Squeezed by a lack of ridership, the authority that runs New York City's subways and buses may go to the Federal Reserve for a loan.
The Metropolitan Transportation Authority on Tuesday delayed a $900 million bond offering to next week, and it is holding an investor call on the offering Friday, according to a spokeswoman.
The market has been closely watching the offering as a critical test for a major issuer challenged by virus-related revenue declines. The MTA is one of the biggest issuers in the $3.8 trillion municipal bond market, a market typically seen as safe with the attraction of tax exempt yields.
The coronavirus-related shutdown cut the MTA's subway ridership by 93% versus last year, resulting in a sharp revenue decline in the face of rising costs. The MTA, in an unprecedented move this week, also said it would stop running 24 hours a day so it could disinfect subway cars between the hours of 1 a.m. and 5 a.m.
The spokeswoman for the MTA said the authority's CFO Robert Foran is having ongoing discussions with New York state about the possibility of borrowing from the Federal Reserve's $500 billion Municipal Lending Facility.

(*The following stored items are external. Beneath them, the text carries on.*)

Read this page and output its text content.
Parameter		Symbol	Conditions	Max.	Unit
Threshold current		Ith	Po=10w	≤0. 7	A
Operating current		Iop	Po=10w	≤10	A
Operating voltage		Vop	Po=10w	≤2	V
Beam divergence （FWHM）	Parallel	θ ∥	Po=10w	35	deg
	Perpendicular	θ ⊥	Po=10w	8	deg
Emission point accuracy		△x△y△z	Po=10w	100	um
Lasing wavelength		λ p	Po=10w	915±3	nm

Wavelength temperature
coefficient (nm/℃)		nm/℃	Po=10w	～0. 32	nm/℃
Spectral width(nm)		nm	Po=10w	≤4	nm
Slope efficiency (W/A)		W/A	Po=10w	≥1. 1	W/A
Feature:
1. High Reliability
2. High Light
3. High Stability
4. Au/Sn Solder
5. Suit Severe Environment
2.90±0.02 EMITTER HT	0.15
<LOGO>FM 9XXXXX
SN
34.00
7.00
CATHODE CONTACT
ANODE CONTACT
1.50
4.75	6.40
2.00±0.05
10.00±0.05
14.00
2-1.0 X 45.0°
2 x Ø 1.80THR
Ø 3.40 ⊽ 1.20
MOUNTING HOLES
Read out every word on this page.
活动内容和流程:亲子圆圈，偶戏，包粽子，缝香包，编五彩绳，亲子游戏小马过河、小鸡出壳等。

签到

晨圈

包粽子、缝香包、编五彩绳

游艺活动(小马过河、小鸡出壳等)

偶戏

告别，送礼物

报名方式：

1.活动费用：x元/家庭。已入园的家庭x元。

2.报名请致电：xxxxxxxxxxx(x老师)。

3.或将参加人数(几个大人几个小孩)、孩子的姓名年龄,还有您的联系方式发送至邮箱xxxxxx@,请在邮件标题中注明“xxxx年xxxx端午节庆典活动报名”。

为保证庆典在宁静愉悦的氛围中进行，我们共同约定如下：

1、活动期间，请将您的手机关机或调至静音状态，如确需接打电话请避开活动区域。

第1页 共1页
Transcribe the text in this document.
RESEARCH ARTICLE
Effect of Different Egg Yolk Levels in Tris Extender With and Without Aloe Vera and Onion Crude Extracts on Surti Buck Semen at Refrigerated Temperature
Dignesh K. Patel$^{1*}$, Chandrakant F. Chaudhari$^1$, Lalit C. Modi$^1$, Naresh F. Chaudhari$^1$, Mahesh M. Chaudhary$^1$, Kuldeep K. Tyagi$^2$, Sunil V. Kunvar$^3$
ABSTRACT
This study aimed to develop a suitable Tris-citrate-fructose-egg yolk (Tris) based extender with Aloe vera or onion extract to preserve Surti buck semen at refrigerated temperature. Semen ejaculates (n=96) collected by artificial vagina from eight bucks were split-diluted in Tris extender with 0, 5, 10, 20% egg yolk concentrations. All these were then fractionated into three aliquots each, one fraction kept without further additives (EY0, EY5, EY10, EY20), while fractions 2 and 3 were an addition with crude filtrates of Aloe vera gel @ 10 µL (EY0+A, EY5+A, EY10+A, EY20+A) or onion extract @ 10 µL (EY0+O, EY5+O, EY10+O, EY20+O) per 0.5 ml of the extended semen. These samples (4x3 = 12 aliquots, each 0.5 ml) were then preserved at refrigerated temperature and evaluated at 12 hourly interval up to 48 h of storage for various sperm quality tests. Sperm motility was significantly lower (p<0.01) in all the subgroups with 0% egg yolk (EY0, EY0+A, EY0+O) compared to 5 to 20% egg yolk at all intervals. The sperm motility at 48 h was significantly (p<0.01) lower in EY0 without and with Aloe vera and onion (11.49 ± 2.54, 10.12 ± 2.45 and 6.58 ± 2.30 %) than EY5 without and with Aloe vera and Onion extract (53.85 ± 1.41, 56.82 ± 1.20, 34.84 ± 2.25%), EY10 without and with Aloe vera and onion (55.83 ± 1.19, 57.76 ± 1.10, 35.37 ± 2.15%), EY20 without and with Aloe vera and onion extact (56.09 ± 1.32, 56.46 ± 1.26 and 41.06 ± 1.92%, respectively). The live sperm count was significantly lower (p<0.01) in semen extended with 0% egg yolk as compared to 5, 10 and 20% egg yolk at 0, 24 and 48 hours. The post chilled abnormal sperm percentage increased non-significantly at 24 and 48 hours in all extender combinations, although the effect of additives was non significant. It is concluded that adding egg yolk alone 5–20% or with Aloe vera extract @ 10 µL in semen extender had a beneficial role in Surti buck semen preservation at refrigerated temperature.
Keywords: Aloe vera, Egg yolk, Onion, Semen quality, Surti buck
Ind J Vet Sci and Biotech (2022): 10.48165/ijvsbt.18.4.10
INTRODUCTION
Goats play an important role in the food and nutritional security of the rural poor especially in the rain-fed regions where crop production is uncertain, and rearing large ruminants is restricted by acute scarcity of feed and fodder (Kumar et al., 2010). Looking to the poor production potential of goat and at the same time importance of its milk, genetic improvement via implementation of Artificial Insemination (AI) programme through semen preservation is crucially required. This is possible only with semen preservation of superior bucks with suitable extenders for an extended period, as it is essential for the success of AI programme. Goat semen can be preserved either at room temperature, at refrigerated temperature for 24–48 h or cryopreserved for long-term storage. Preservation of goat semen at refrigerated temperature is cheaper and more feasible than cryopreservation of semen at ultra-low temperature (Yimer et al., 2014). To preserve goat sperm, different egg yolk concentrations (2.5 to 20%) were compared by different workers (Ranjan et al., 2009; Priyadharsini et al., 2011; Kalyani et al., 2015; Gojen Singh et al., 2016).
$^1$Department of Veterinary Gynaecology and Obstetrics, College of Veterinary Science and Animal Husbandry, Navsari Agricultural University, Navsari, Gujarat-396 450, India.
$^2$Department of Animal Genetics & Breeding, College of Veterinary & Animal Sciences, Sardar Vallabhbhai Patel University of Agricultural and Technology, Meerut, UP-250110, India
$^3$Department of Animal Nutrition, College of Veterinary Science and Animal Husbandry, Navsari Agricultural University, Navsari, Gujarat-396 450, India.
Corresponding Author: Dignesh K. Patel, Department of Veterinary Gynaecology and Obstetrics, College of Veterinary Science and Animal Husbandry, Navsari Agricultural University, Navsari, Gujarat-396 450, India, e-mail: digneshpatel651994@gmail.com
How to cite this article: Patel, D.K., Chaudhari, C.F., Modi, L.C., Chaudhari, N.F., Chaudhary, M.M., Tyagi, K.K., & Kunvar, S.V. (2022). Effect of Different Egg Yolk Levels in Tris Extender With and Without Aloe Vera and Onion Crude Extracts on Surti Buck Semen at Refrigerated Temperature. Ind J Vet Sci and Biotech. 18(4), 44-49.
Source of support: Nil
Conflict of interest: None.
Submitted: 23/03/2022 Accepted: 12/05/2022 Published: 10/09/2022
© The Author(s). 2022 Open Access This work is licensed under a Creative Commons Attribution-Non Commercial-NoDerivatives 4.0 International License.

The authority could not go directly to the Fed to borrow but could have the state make the request on its behalf. The Fed extended that program to smaller cities and counties, and other types of borrowers earlier this week.
The MTA bond offering, for $672 million in new bonds and a $250 million remarketing, is still on schedule for next week, the spokeswoman said.
Foran has said the bond deal was delayed to update disclosures after New York state said it would reduce previously budgeted aid. The MTA has received $3.8 billion from the federal government under the CARES Act, but it says more money is needed to allow it to continue operating.